From our part of Vermont comes some ghastly news. In a paranoid fit, James Perry Jr. shot and killed Karina, his 38-year-old daughter.
According to the Vermont Digger, our internet newspaper, Perry had been holing up in his home, convinced that "bad guys with guns" were after him. Here's part of the newspaper account: "Perry said he shot his daughter... as she stood on a landing outside his residence. He told police he was concerned that unknown people were playing 'gun games' with him and he asked his daughter not to come to his residence.... He was concerned Karina was being used as a “ploy” by unknown individuals.... For the past couple weeks he has been unable to sleep.... He was sitting on his couch when he saw his daughter at the door.
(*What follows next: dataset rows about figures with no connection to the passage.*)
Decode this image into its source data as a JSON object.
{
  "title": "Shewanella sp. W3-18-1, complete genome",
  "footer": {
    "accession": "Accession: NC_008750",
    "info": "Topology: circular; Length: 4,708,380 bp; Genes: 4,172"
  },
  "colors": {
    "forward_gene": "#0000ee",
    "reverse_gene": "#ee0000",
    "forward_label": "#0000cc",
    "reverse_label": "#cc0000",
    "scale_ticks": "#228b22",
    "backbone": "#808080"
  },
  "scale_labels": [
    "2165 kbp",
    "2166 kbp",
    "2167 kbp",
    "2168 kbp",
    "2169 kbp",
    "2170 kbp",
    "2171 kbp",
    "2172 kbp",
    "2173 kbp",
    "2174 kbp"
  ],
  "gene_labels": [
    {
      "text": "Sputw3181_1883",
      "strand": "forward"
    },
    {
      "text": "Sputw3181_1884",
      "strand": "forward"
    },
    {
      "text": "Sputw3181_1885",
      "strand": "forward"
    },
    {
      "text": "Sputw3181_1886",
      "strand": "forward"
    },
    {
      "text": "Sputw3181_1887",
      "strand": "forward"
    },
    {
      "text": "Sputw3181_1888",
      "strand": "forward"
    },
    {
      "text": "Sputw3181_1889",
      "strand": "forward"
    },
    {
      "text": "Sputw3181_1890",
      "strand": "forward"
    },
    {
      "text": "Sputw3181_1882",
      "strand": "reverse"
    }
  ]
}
He picked up his 12-gauge shotgun, and could see Karina holding cookies, waving, and trying to open the locked door. ‘I’m just so nervous… and I didn’t want her to come in, and I didn’t want the cookies. I ordered her to stop, and I just, I guess I, pulled the trigger. And then I pulled it more, and then I cut her neck.'" Perry said he believed he used a pocket knife to stab her.
Could there be a more horrific tragedy? A man goes crazy and kills his own daughter.
But yet there's worse -- in the details that don't appear in the newspaper. Karina, Jim's older daughter by his second wife, Phyllis, is divorced and is the mother of four children, who are now left motherless. And Phyllis, Karina's mother, is ill with a very bad cancer -- so she had to learn, in this last phase of her life, that her ex-husband shot and killed one of their children.
Here's a picture of James Perry Jr. as it appeared in the Digger. He looks like a guy who's just been cast as a maniac in a chainsaw massacre movie.
He certainly does not look at all like the Jimmy Perry whom I've known for 45 years. Except for the bright blue eyes, he's unrecognizable.
I remember Jim when he was in his twenties -- a normal guy. Actually he was quite handsome, strong, energetic, well-liked, already skilled with wood and bricks and stones. He built the chimney in our new house and he was a more-than-competent carpenter.
How could the Jimmy Perry that I knew and admired in the 1970s turn into a man who shoots and kills his own daughter?
Even back then, he drank too much. And used too much marijuana. Sometime in the 1980s, he worked in Wyoming as a roustabout on oil rigs. One day he fell into a vat of what he called "mud" but was a container for the strong chemicals used in the oil drilling process. He was burned neck to ankle and spent close to a year, if I remember correctly, in a hospital -- in severe pain for much of the time. I don't think he ever fully recovered. His body was a mass of scars. I'm sure that the beer and the drugs and the pain, and possibly the isolation caused by the pandemic, contributed to his derangement. But nothing explains what is fundamentally inexplicable.
I didn't see much of Jim in the last few years. I'd run into him in Hannaford's occasionally. He appeared to be many years older than his true age. He was emaciated, sickly-looking. Clearly someone who'd had a hard life. He told me that he didn't know how long he could continue "crawling on roofs." The last time I caught sight of him, I confess, I avoided him. I could see even from a distance that he was "off" and I didn't want to engage with him.
I don't mean to excuse Jim. What he did was the worst. I wish that he hadn't had a shotgun in the house. If he had to be armed, I would have preferred that he shot himself. That would have been bad enough. I hope that he doesn't regain his sanity, because if he does so, he'll have to reckon with what he's done. The guilt will kill him twenty times over.
Jim was an ordinary man, not an evil one. The picture above doesn't tell the whole story. He was unlucky, and crazed, and something went horribly wrong in his brain. Those of us who are lucky and sane should thank our good fortune, because all of us are vulnerable.
Jim did a lot of work for me in 1978. In the summer of 1979, he came to visit and said that he had gone over his books and discovered that I had overpaid him for about a week of work. News to me -- I had no idea. He said that he couldn't reimburse the money he owed me, but he would take a few days and build me a nice stone wall -- even then, he was famous for his classy stonework. So together and with the help of my kids we poached a dozen truckloads of stone from some of our many crumbling walls. We picked out a site and he built us about fifty feet of handsome drystone. It's still there, an ornament to the property. The maker of that wall is the Jimmy Perry, an honest craftsman and a reliable friend, that I prefer to remember, even while I mourn the death of his daughter and regret the abysmal woe that he caused his family.